To perform EDA on the given data set.
The primary aim with exploratory analysis is to examine the data for distribution, outliers and anomalies to direct specific testing of your hypothesis.
import pandas as pd
import numpy as np
import seaborn as sns
df=pd.read_csv("titanic_dataset.csv")
df.info()
df.head()
df.isnull().sum()
df.drop("Cabin",axis=1,inplace=True)
df.info()
df.isnull().sum()
df["Age"]=df["Age"].fillna(df["Age"].median())
df.boxplot()
df.isnull().sum()
df["Embarked"]=df["Embarked"].fillna(df["Embarked"].mode()[0])
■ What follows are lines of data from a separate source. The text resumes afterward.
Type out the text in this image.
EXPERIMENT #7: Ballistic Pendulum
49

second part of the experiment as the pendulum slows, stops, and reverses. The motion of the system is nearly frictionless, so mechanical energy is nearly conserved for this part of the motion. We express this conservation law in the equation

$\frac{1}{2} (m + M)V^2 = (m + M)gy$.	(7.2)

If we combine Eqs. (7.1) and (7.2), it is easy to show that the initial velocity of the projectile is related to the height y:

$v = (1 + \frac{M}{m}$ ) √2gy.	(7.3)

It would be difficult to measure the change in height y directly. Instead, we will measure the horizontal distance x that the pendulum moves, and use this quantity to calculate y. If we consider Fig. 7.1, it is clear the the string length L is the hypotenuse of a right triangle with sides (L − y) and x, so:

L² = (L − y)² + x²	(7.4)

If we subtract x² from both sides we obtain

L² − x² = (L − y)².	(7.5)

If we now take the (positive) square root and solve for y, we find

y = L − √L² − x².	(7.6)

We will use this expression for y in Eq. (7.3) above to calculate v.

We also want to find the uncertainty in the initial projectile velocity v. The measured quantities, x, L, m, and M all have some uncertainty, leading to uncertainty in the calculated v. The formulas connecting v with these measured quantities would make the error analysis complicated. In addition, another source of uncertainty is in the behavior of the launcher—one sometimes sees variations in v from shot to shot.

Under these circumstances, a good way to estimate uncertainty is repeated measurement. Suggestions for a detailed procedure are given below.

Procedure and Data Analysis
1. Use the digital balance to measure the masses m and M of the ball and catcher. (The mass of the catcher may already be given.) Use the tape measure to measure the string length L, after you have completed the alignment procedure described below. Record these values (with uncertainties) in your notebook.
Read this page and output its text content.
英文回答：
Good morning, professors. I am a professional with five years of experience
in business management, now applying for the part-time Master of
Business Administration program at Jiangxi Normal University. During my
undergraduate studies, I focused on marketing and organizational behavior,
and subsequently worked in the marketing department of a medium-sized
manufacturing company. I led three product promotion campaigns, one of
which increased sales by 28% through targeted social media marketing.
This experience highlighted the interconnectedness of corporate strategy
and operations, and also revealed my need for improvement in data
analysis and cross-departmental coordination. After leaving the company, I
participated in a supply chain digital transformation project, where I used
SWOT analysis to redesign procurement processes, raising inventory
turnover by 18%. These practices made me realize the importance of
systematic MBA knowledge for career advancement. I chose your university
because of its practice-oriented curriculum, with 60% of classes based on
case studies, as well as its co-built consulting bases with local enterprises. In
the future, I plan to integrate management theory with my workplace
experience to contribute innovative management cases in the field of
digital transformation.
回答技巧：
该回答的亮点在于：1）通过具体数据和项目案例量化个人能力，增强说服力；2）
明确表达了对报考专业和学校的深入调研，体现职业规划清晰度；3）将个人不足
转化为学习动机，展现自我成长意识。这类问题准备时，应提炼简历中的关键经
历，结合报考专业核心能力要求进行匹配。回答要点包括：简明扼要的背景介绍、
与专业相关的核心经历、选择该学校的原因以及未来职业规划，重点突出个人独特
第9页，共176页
df["Embarked"].value_counts()
df["Pclass"].value_counts()
df["Survived"].value_counts()
sns.countplot(x="Survived",data=df)
sns.countplot(x="Pclass",data=df)
sns.countplot(x="Sex",data=df)
df.info()
sns.displot(df["Age"])
sns.displot(df["Fare"])
sns.countplot(x="Pclass",hue="Survived",data=df)
sns.countplot(x="Sex",hue="Survived",data=df)
sns.displot(df[df["Survived"]==0]["Age"])
sns.displot(df[df["Survived"]==1]["Age"])
pd.crosstab(df["Pclass"],df["Survived"])
pd.crosstab(df["Sex"],df["Survived"])
df.corr()
sns.heatmap(df.corr(),annot=True)
Thus the data of the dataset is analyzed using Exploratory data analysis.